Nur Einer ist, ein Wachender, ein Reifer,
ein großer Für-Sich-Redender im Stein;
unendlich hart und herrisch als Ergreifer
und so wie Osterglocken rein im Eifer
und selig schwingend im Ergriffensein.

Er dauerte in täglichem Verzichte
auf seine Zeit zu einem Alter hin;
ein großer Bart geht aus aus seinem Kinn
und fließt jetzt langsam hin in weißem Lichte
und ist der Strom der inneren Gesichte
und ganz erfüllt von seinem Anbeginn.

Wann aber wirst Du, großer Geigenbauer,
noch eine Geige bilden so wie ihn,
und ihre Dunkel mit dem Regenschauer
seliger Saiten überziehn ?

Es tönen Viele. Tönen im Gewirre
und werfen ihre Worte in den Wind;
doch sie frohlocken und sie klagen irre
und reifen nicht, weil sie nicht einsam sind.

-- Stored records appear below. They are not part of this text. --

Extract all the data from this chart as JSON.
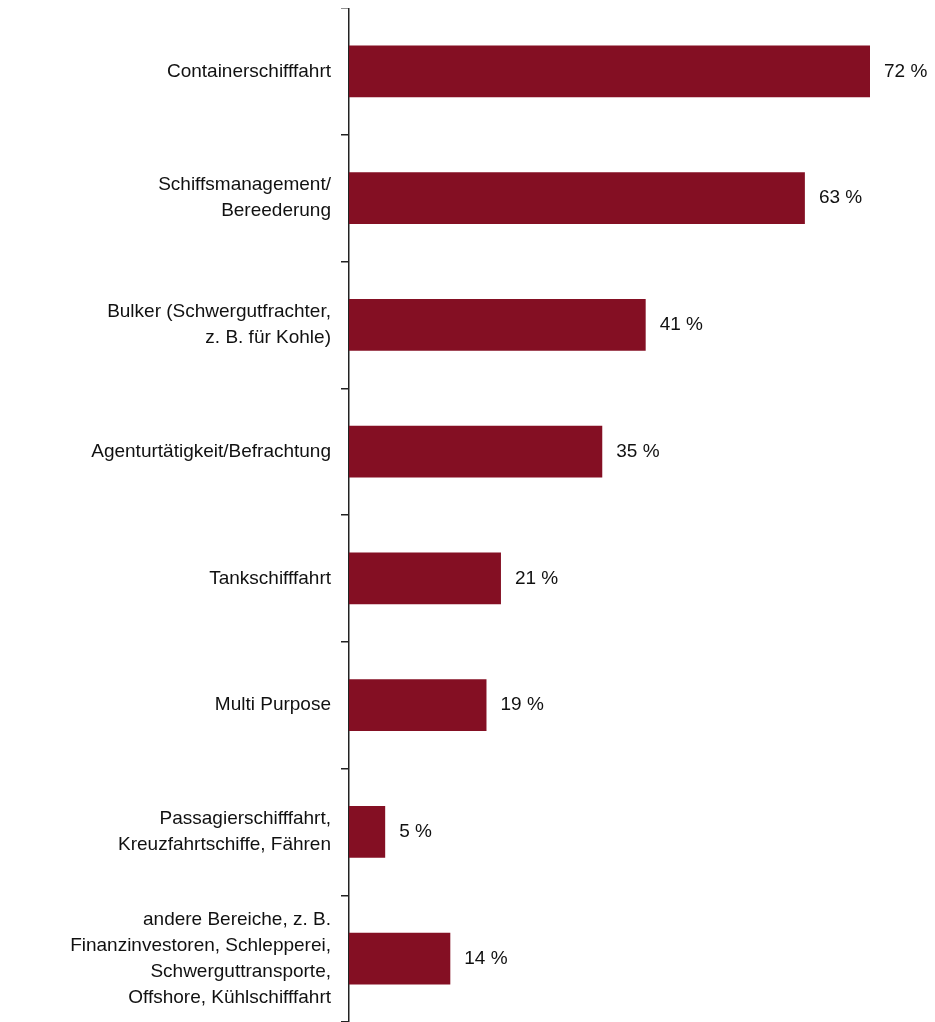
{
  "chart_data": {
    "type": "bar",
    "orientation": "horizontal",
    "categories": [
      "Containerschifffahrt",
      "Schiffsmanagement/\nBereederung",
      "Bulker (Schwergutfrachter,\nz. B. für Kohle)",
      "Agenturtätigkeit/Befrachtung",
      "Tankschifffahrt",
      "Multi Purpose",
      "Passagierschifffahrt,\nKreuzfahrtschiffe, Fähren",
      "andere Bereiche, z. B.\nFinanzinvestoren, Schlepperei,\nSchwerguttransporte,\nOffshore, Kühlschifffahrt"
    ],
    "values": [
      72,
      63,
      41,
      35,
      21,
      19,
      5,
      14
    ],
    "value_labels": [
      "72 %",
      "63 %",
      "41 %",
      "35 %",
      "21 %",
      "19 %",
      "5 %",
      "14 %"
    ],
    "color": "#840f23",
    "legend": false
  }
}
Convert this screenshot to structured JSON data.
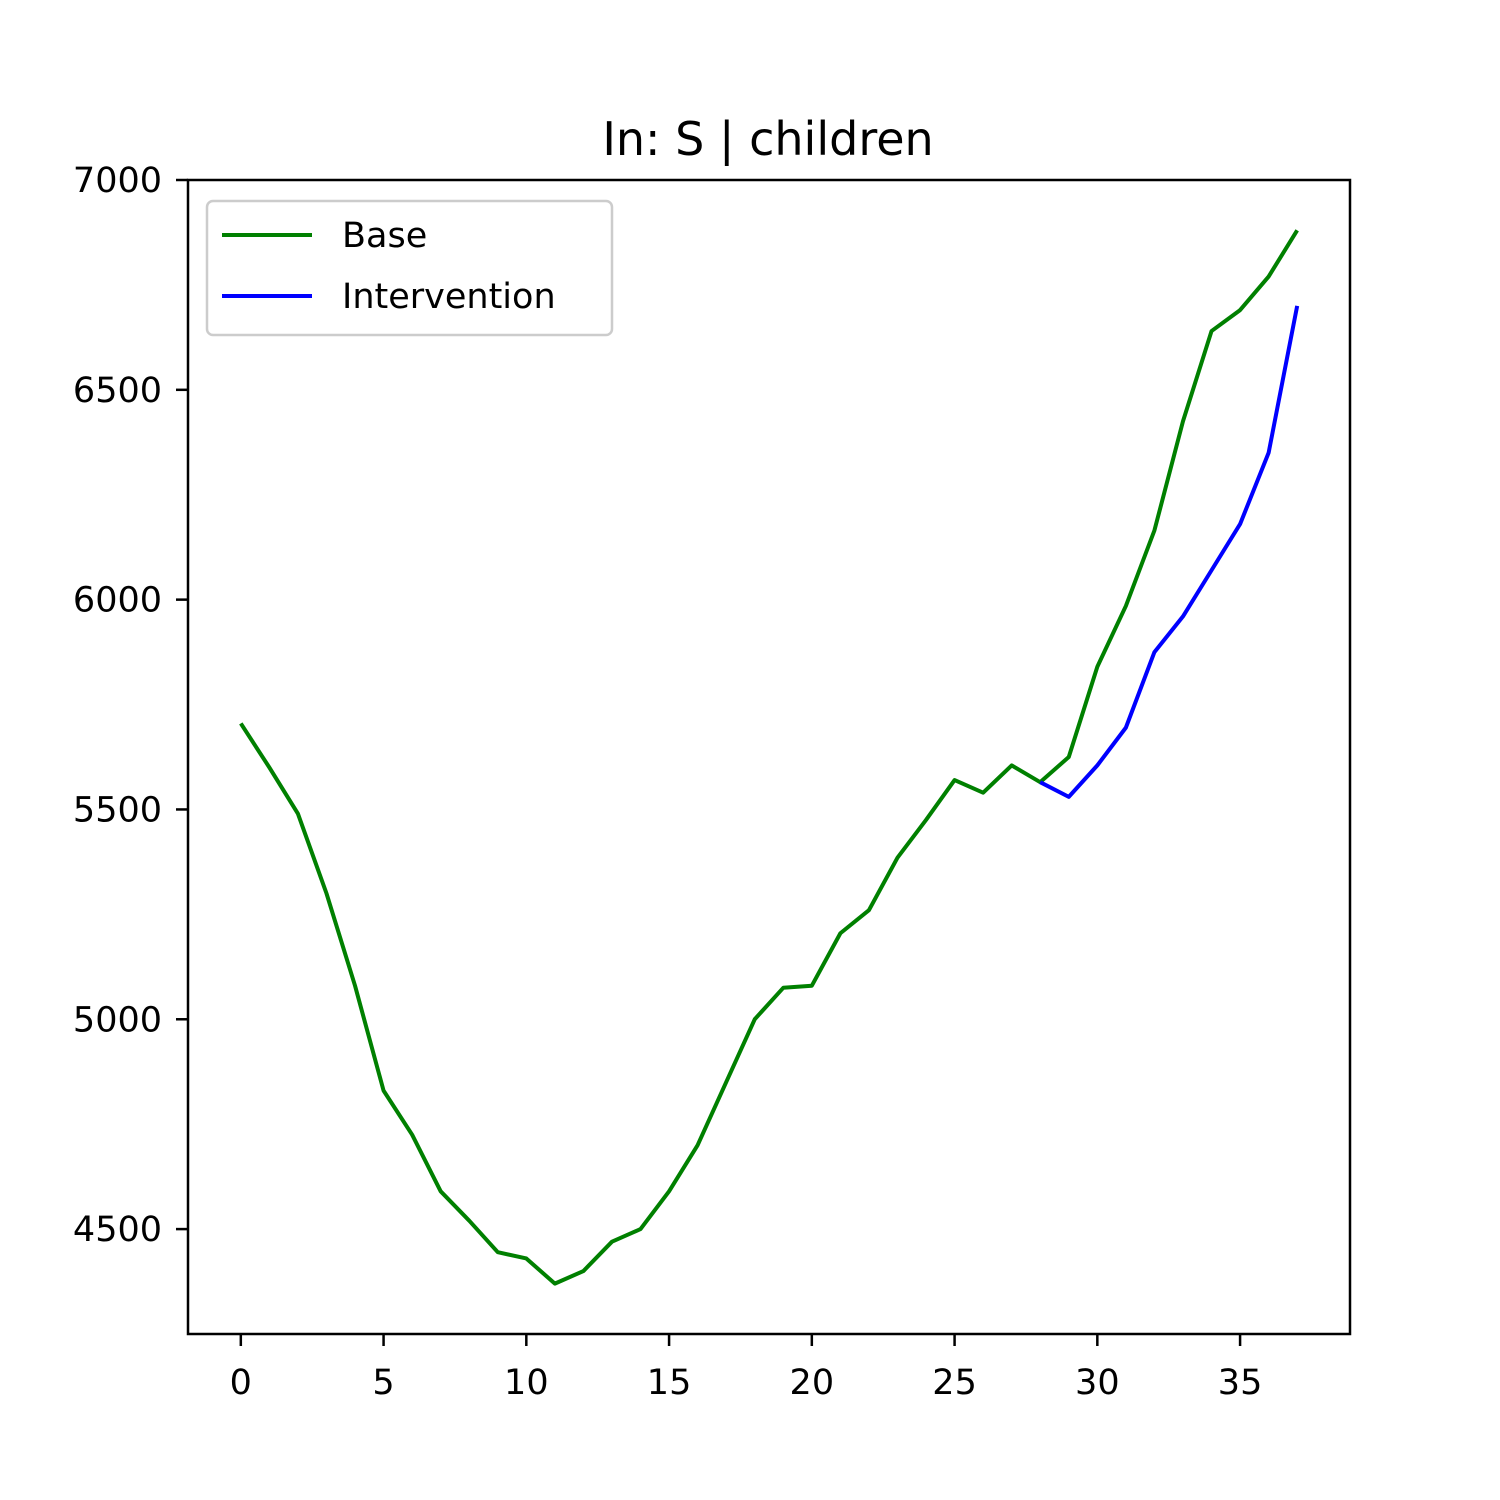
{
  "chart_data": {
    "type": "line",
    "title": "In: S | children",
    "xlabel": "",
    "ylabel": "",
    "xlim": [
      -1.85,
      38.85
    ],
    "ylim": [
      4250,
      7000
    ],
    "xticks": [
      0,
      5,
      10,
      15,
      20,
      25,
      30,
      35
    ],
    "yticks": [
      4500,
      5000,
      5500,
      6000,
      6500,
      7000
    ],
    "grid": false,
    "legend_position": "top-left",
    "series": [
      {
        "name": "Base",
        "color": "#008000",
        "x": [
          0,
          1,
          2,
          3,
          4,
          5,
          6,
          7,
          8,
          9,
          10,
          11,
          12,
          13,
          14,
          15,
          16,
          17,
          18,
          19,
          20,
          21,
          22,
          23,
          24,
          25,
          26,
          27,
          28,
          29,
          30,
          31,
          32,
          33,
          34,
          35,
          36,
          37
        ],
        "values": [
          5705,
          5600,
          5490,
          5300,
          5080,
          4830,
          4725,
          4590,
          4520,
          4445,
          4430,
          4370,
          4400,
          4470,
          4500,
          4590,
          4700,
          4850,
          5000,
          5075,
          5080,
          5205,
          5260,
          5385,
          5475,
          5570,
          5540,
          5605,
          5565,
          5625,
          5840,
          5985,
          6165,
          6425,
          6640,
          6690,
          6770,
          6880
        ]
      },
      {
        "name": "Intervention",
        "color": "#0000ff",
        "x": [
          28,
          29,
          30,
          31,
          32,
          33,
          34,
          35,
          36,
          37
        ],
        "values": [
          5565,
          5530,
          5605,
          5695,
          5875,
          5960,
          6070,
          6180,
          6350,
          6700
        ]
      }
    ]
  }
}
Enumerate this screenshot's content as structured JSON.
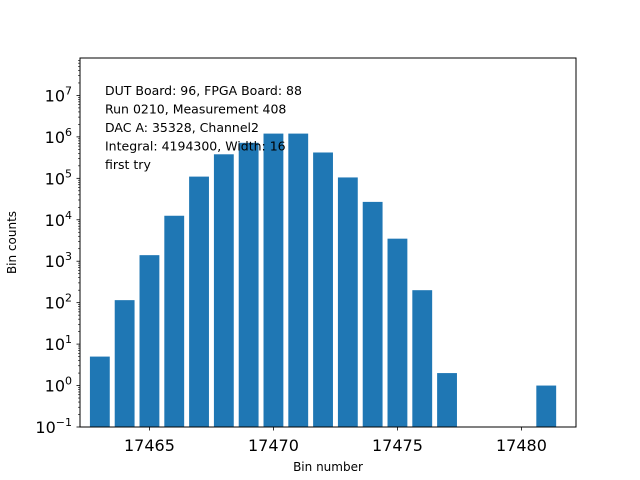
{
  "chart_data": {
    "type": "bar",
    "xlabel": "Bin number",
    "ylabel": "Bin counts",
    "yscale": "log",
    "xlim": [
      17462.2,
      17482.2
    ],
    "ylim": [
      0.1,
      80000000
    ],
    "grid": false,
    "bar_color": "#1f77b4",
    "x": [
      17463,
      17464,
      17465,
      17466,
      17467,
      17468,
      17469,
      17470,
      17471,
      17472,
      17473,
      17474,
      17475,
      17476,
      17477,
      17481
    ],
    "values": [
      5,
      115,
      1400,
      12500,
      110000,
      380000,
      720000,
      1200000,
      1200000,
      420000,
      105000,
      27000,
      3500,
      200,
      2,
      1
    ],
    "x_ticks": [
      {
        "value": 17465,
        "label": "17465"
      },
      {
        "value": 17470,
        "label": "17470"
      },
      {
        "value": 17475,
        "label": "17475"
      },
      {
        "value": 17480,
        "label": "17480"
      }
    ],
    "y_ticks": [
      {
        "value": 0.1,
        "base": "10",
        "exp": "−1"
      },
      {
        "value": 1,
        "base": "10",
        "exp": "0"
      },
      {
        "value": 10,
        "base": "10",
        "exp": "1"
      },
      {
        "value": 100,
        "base": "10",
        "exp": "2"
      },
      {
        "value": 1000,
        "base": "10",
        "exp": "3"
      },
      {
        "value": 10000,
        "base": "10",
        "exp": "4"
      },
      {
        "value": 100000,
        "base": "10",
        "exp": "5"
      },
      {
        "value": 1000000,
        "base": "10",
        "exp": "6"
      },
      {
        "value": 10000000,
        "base": "10",
        "exp": "7"
      }
    ],
    "annotation_lines": [
      "DUT Board: 96, FPGA Board: 88",
      "Run 0210, Measurement 408",
      "DAC A: 35328, Channel2",
      "Integral: 4194300, Width: 16",
      "first try"
    ],
    "annotation_placement": "top-left"
  }
}
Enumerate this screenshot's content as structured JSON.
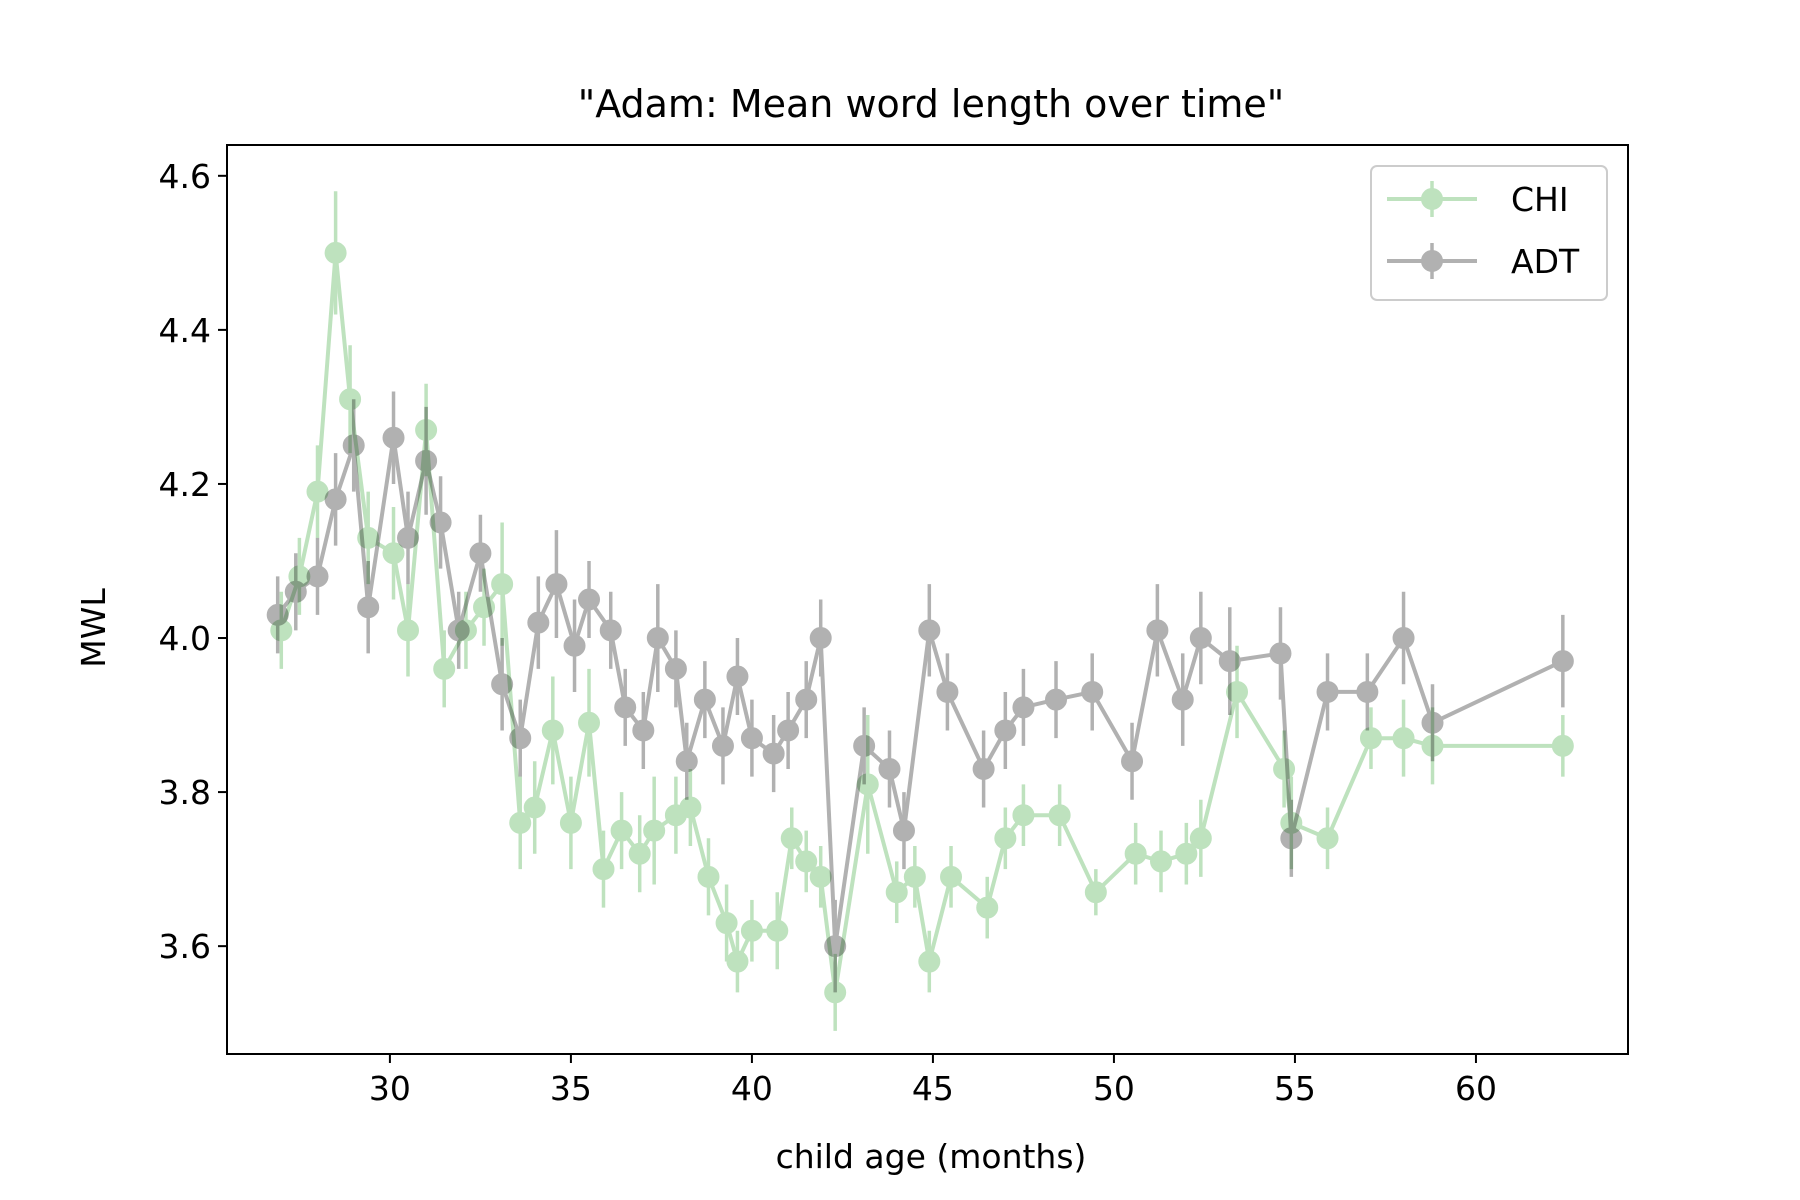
{
  "chart_data": {
    "type": "line",
    "title": "\"Adam: Mean word length over time\"",
    "xlabel": "child age (months)",
    "ylabel": "MWL",
    "xlim": [
      25.5,
      64.2
    ],
    "ylim": [
      3.46,
      4.64
    ],
    "xticks": [
      30,
      35,
      40,
      45,
      50,
      55,
      60
    ],
    "yticks": [
      3.6,
      3.8,
      4.0,
      4.2,
      4.4,
      4.6
    ],
    "grid": false,
    "legend_position": "top-right",
    "series": [
      {
        "name": "CHI",
        "color": "#2ca02c",
        "x": [
          27.0,
          27.5,
          28.0,
          28.5,
          28.9,
          29.4,
          30.1,
          30.5,
          31.0,
          31.5,
          32.1,
          32.6,
          33.1,
          33.6,
          34.0,
          34.5,
          35.0,
          35.5,
          35.9,
          36.4,
          36.9,
          37.3,
          37.9,
          38.3,
          38.8,
          39.3,
          39.6,
          40.0,
          40.7,
          41.1,
          41.5,
          41.9,
          42.3,
          43.2,
          44.0,
          44.5,
          44.9,
          45.5,
          46.5,
          47.0,
          47.5,
          48.5,
          49.5,
          50.6,
          51.3,
          52.0,
          52.4,
          53.4,
          54.7,
          54.9,
          55.9,
          57.1,
          58.0,
          58.8,
          62.4
        ],
        "y": [
          4.01,
          4.08,
          4.19,
          4.5,
          4.31,
          4.13,
          4.11,
          4.01,
          4.27,
          3.96,
          4.01,
          4.04,
          4.07,
          3.76,
          3.78,
          3.88,
          3.76,
          3.89,
          3.7,
          3.75,
          3.72,
          3.75,
          3.77,
          3.78,
          3.69,
          3.63,
          3.58,
          3.62,
          3.62,
          3.74,
          3.71,
          3.69,
          3.54,
          3.81,
          3.67,
          3.69,
          3.58,
          3.69,
          3.65,
          3.74,
          3.77,
          3.77,
          3.67,
          3.72,
          3.71,
          3.72,
          3.74,
          3.93,
          3.83,
          3.76,
          3.74,
          3.87,
          3.87,
          3.86,
          3.86
        ],
        "err": [
          0.05,
          0.05,
          0.06,
          0.08,
          0.07,
          0.06,
          0.06,
          0.06,
          0.06,
          0.05,
          0.05,
          0.05,
          0.08,
          0.06,
          0.06,
          0.07,
          0.06,
          0.07,
          0.05,
          0.05,
          0.05,
          0.07,
          0.05,
          0.05,
          0.05,
          0.05,
          0.04,
          0.04,
          0.05,
          0.04,
          0.04,
          0.04,
          0.05,
          0.09,
          0.04,
          0.04,
          0.04,
          0.04,
          0.04,
          0.04,
          0.04,
          0.04,
          0.03,
          0.04,
          0.04,
          0.04,
          0.05,
          0.06,
          0.05,
          0.06,
          0.04,
          0.04,
          0.05,
          0.05,
          0.04
        ]
      },
      {
        "name": "ADT",
        "color": "#000000",
        "x": [
          26.9,
          27.4,
          28.0,
          28.5,
          29.0,
          29.4,
          30.1,
          30.5,
          31.0,
          31.4,
          31.9,
          32.5,
          33.1,
          33.6,
          34.1,
          34.6,
          35.1,
          35.5,
          36.1,
          36.5,
          37.0,
          37.4,
          37.9,
          38.2,
          38.7,
          39.2,
          39.6,
          40.0,
          40.6,
          41.0,
          41.5,
          41.9,
          42.3,
          43.1,
          43.8,
          44.2,
          44.9,
          45.4,
          46.4,
          47.0,
          47.5,
          48.4,
          49.4,
          50.5,
          51.2,
          51.9,
          52.4,
          53.2,
          54.6,
          54.9,
          55.9,
          57.0,
          58.0,
          58.8,
          62.4
        ],
        "y": [
          4.03,
          4.06,
          4.08,
          4.18,
          4.25,
          4.04,
          4.26,
          4.13,
          4.23,
          4.15,
          4.01,
          4.11,
          3.94,
          3.87,
          4.02,
          4.07,
          3.99,
          4.05,
          4.01,
          3.91,
          3.88,
          4.0,
          3.96,
          3.84,
          3.92,
          3.86,
          3.95,
          3.87,
          3.85,
          3.88,
          3.92,
          4.0,
          3.6,
          3.86,
          3.83,
          3.75,
          4.01,
          3.93,
          3.83,
          3.88,
          3.91,
          3.92,
          3.93,
          3.84,
          4.01,
          3.92,
          4.0,
          3.97,
          3.98,
          3.74,
          3.93,
          3.93,
          4.0,
          3.89,
          3.97
        ],
        "err": [
          0.05,
          0.05,
          0.05,
          0.06,
          0.06,
          0.06,
          0.06,
          0.06,
          0.07,
          0.06,
          0.05,
          0.05,
          0.06,
          0.05,
          0.06,
          0.07,
          0.06,
          0.05,
          0.05,
          0.05,
          0.05,
          0.07,
          0.05,
          0.05,
          0.05,
          0.05,
          0.05,
          0.05,
          0.05,
          0.05,
          0.05,
          0.05,
          0.06,
          0.05,
          0.05,
          0.05,
          0.06,
          0.05,
          0.05,
          0.05,
          0.05,
          0.05,
          0.05,
          0.05,
          0.06,
          0.06,
          0.06,
          0.07,
          0.06,
          0.05,
          0.05,
          0.05,
          0.06,
          0.05,
          0.06
        ]
      }
    ]
  }
}
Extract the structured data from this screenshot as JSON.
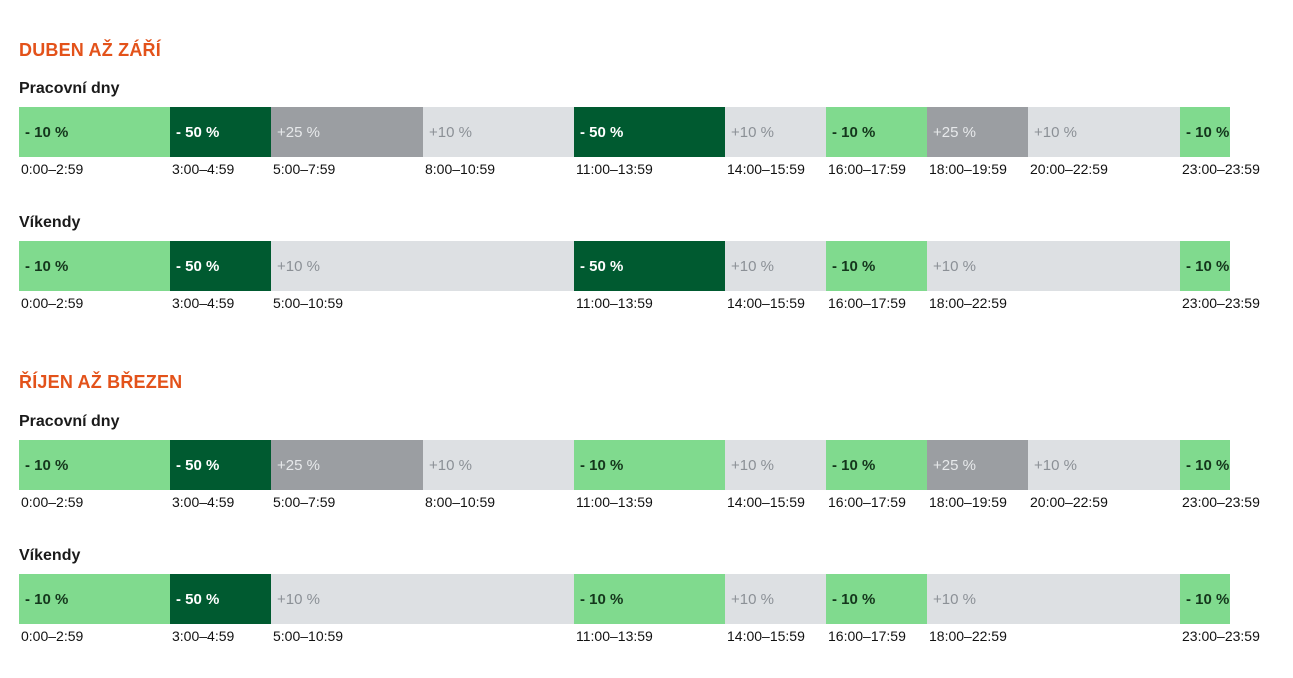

Und so sind alle Kundigen der Künste:
Verlorene in Lärm und Lust der Zeit.
Und ihre Dinge sind verdünnte Brünste
und dauern traurig eine Eitelkeit.
Sie sind von großer Hoffahrt angefaßte
und darum taumeln sie von Tand zu Tand,
und können weder Hände sein noch Taste
und schwanken nur…
Du aber bist die Hand.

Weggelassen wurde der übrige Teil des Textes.